The main question regarding external identifiers is: should a prefix that encodes the home repo of an entity be included in the id field? There are basically two options:

  1. { "id":"foo:Q184" } optionally expanded to { "id":"foo:Q184", "repo":"foo" }. Local IDs would have the form "Q184" without a prefix.
  2. { "id":"Q184" "repo":"foo" } optionally augmented with { "id":"Q184" "repo":"foo", "qname":"foo:Q184" }. The qname for a local ID would have the form mywiki:Q184, using a configurable prefix. An empty prefix could be allowed here, whih would lead to the form :Q184 for local entities.

Arguments for option(1):

  • The "id" field in API output has the same form as the expected input for API parameters an URLs.
  • We want to use prefixed IDs internally (nearly) everywhere where we currently have non-prefixed IDs. The notion of entity ID would be extended to include entities in other repos.
  • Clients that do not expect to see references to external entities would fail early, since they would not be able to parse prefixed IDs.
  • On a repo that is not federated with other repos, nothing changes, except that IDs become available as strings.

Arguments against (1):

  • The parser needs to detect whether the ID has a prefix or not.
  • IDs may not contain a colon (or a colon would need encoding or escaping).

Arguments for (2):

  • the "id" field never has a prefix, the "qname" field always has a prefix.
  • Clear distinction between "IDs" and "references".

Arguments against (2):

  • Clients that do not know about external entities may read the "id" field as being local, even if they are not.
  • IDs with the local prefix need to be accepted as input everywhere, including as parts of the URL.
  • What's the canonical form of the ID - with out without prefix? Should the canonical URI also contain the prefix?

@daniel's summary misses an option:

    1. { "id": "foo:Q184" }, but a local ID would still be { "id": "Q1" }. Main advantage: Repos like wikidata.org would not change at all when the software starts supporting such prefixed external IDs everywhere (not only in the data value we discuss here).
    2. Same, but local IDs would also be prefixed, e.g. { "id": "d:Q1" }. Advantage: The fact that IDs can be prefixed is explicit and obvious and can not be ignored. That's also a disadvantage: User code will break even when the repo the user cares about does not have external ids.
  1. { "id": "Q184", "repo": "foo" }. Main disadvantage: This changes the meaning of the existing "id" field.

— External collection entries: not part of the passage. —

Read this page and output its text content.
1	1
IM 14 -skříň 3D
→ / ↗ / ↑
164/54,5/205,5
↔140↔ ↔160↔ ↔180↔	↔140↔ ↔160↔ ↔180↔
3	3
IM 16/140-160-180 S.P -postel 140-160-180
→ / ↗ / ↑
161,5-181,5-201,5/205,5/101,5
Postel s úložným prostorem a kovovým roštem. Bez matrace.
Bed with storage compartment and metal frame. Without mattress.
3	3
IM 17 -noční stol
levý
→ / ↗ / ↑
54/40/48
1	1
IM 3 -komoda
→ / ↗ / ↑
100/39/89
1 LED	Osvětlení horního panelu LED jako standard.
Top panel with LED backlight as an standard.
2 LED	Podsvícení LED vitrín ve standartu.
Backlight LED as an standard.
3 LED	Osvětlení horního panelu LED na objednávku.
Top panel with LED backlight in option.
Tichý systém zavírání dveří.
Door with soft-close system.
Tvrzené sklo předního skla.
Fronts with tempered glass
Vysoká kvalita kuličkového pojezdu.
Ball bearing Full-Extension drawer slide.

I tend to agree that option 1.A is the best.

We continued discussing edge cases that involve colons in entity IDs. Solution: Prefix local IDs with a colon when they contain colons, e.g. { "id": ":Q1:2" }. We can and I think we should have support for this right away when we start working on this.

Change 299963 had a related patch set uploaded (by Thiemo Mättig (WMDE)):
Minimize EntityIdValue footprint when storing to the database

https://gerrit.wikimedia.org/r/299963

thiemowmde claimed this task.
thiemowmde removed a project: Patch-For-Review.

The issue this ticket describes was actually solved with https://github.com/wmde/WikibaseDataModel/pull/671. There are a few other patches like the linked https://gerrit.wikimedia.org/r/299963, but these are optional optimizations and cleanups.

Change 299963 abandoned by Thiemo Kreuz (WMDE):
Minimize EntityIdValue footprint when storing to the database

https://gerrit.wikimedia.org/r/299963